FCC Shifts The Interference Paradigm

The FCC has released a Policy Statement that contains spectrum management principles for transmitters and receivers.

Why should you care?

This document represents a seismic shift in how the FCC has assigned responsibility for curing interference. In this regard, we started long ago with a standard of “last-in, fix it.” Accompanying that was the concept that the interference had to be “harmful.”  Unfortunately, defining harmful became quite difficult, with some believing ANY interference was harmful.  However, remember even in Part 90 we have for many decades separated systems based upon a desired signal being heard at 50 percent of the locations in the licensed area 50 percent of the time, having a non-overlap with a signal heard at 50 percent of the locations, 10 percent of the time (using the TV R-6602 curves).  Thus, there’s an assumption from the start that there are SOME locations within a licensee’s service area where interference will occur.

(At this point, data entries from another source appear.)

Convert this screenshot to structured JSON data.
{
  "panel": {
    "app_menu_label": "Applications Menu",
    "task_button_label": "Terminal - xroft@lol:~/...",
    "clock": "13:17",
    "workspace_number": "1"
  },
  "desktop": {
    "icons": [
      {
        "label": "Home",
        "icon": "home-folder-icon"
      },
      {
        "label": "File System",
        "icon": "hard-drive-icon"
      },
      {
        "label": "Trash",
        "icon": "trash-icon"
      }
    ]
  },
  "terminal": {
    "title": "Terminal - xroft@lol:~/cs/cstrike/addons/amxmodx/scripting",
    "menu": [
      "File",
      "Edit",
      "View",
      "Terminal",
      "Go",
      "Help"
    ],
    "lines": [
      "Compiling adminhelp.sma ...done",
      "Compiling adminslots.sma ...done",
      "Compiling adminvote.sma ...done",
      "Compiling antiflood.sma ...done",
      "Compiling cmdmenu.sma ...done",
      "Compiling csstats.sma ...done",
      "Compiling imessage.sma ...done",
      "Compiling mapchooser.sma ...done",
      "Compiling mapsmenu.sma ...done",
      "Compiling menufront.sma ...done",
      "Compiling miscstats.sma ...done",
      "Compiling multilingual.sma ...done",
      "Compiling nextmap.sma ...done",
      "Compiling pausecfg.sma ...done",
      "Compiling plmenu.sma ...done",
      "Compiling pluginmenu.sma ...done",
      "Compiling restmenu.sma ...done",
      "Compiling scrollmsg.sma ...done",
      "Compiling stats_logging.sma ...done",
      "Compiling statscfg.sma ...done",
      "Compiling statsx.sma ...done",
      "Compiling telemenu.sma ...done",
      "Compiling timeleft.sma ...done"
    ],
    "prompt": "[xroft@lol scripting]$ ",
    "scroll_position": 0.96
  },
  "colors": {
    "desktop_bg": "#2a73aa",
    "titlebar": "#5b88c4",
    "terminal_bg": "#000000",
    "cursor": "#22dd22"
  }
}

But then came Nextel, and its interference to public safety.  We determined that we needed to better define what interference was, and that determination resulted in the adoption of Sections 90.672-675.  But those sections were created at the end of the analog era, without sufficient consideration of the changes that the digital era would create.

While we’ve refined the protocols that we used to determine what signals are out there, we really haven’t changed much of anything in terms of responsibility for curing it (other than Sections 90.672-675).  With the FCC’s decision to allow spectrum sharing between 6 GHz microwave systems and unlicensed devices, and the interference that will no doubt result in the field (all representations from unlicensed interests to the contrary), the FCC is now creating a shift in the responsibility quotient.

Before, an incumbent experiencing true interference could point to the interferor and force them to “fix-it.”  But we made a slight change in that dynamic in Section 90.672(1)(i), where the FCC set a minimum signal level that the 800 MHz licensee must be receiving at the location in order to be entitled to protection.  At the time we (meaning my office and Jay Jacobsmeyer of Pericle Communications) encouraged public safety entities issuing RFPs for new portable and mobile radios to get from responding manufacturers information sufficient to determine the ability of the proposed radios to reject unwanted signals.  This came on the heels of Pericle’s work in evaluating then-available equipment, which showed a huge variation amongst Part 90 equipment, a variance that didn’t necessarily correspond with the relative cost of the radio.

Now, more than 15 years later, the FCC is taking that to the next level.  Specifically, the FCC is talking about “shared responsibilities” between licensees, which the FCC says should include:

(1) transmitters should be designed to minimize the amount of transmitted energy outside of their assigned frequencies; (2) receivers should be designed to mitigate interference from emissions outside of their service’s assigned frequencies and channels; and (3) radio systems should use good engineering practices to mitigate degradation from interference.

What this tells us is that the FCC is going to start looking at your radios and your system design when you have an interference problem, and your system ought to be “up to snuff” if you wish to be protected (or even if you’re the one causing).

While this is a policy document, and not new rules (yet), it is a significant paradigm shift, one to which wireless operators should pay much attention.  At the recent Annual Meeting of the National Wireless Communications Council (“NWCC”, the successor to the Land Mobile Communications Council a/k/a LMCC) of which we (the Government Wireless Technology & Communications Association or GWTCA) are a member, I asked Ira Keltz of the FCC’s Office of Engineering and Technology whether the FCC recognized that land mobile operators needed time to adapt their systems to this new responsibility, with equipment often being used for twenty years or more, and the significant costs that would entail.  He said that the FCC was well aware of these factors.  But be aware that while legacy Part 90 systems may still have a little runway left before interference and sharing decisions directly impact system operations and design, that runway isn’t endless.  And the sooner that system operators review their equipment and designs, and start make plans for the next stage, the better.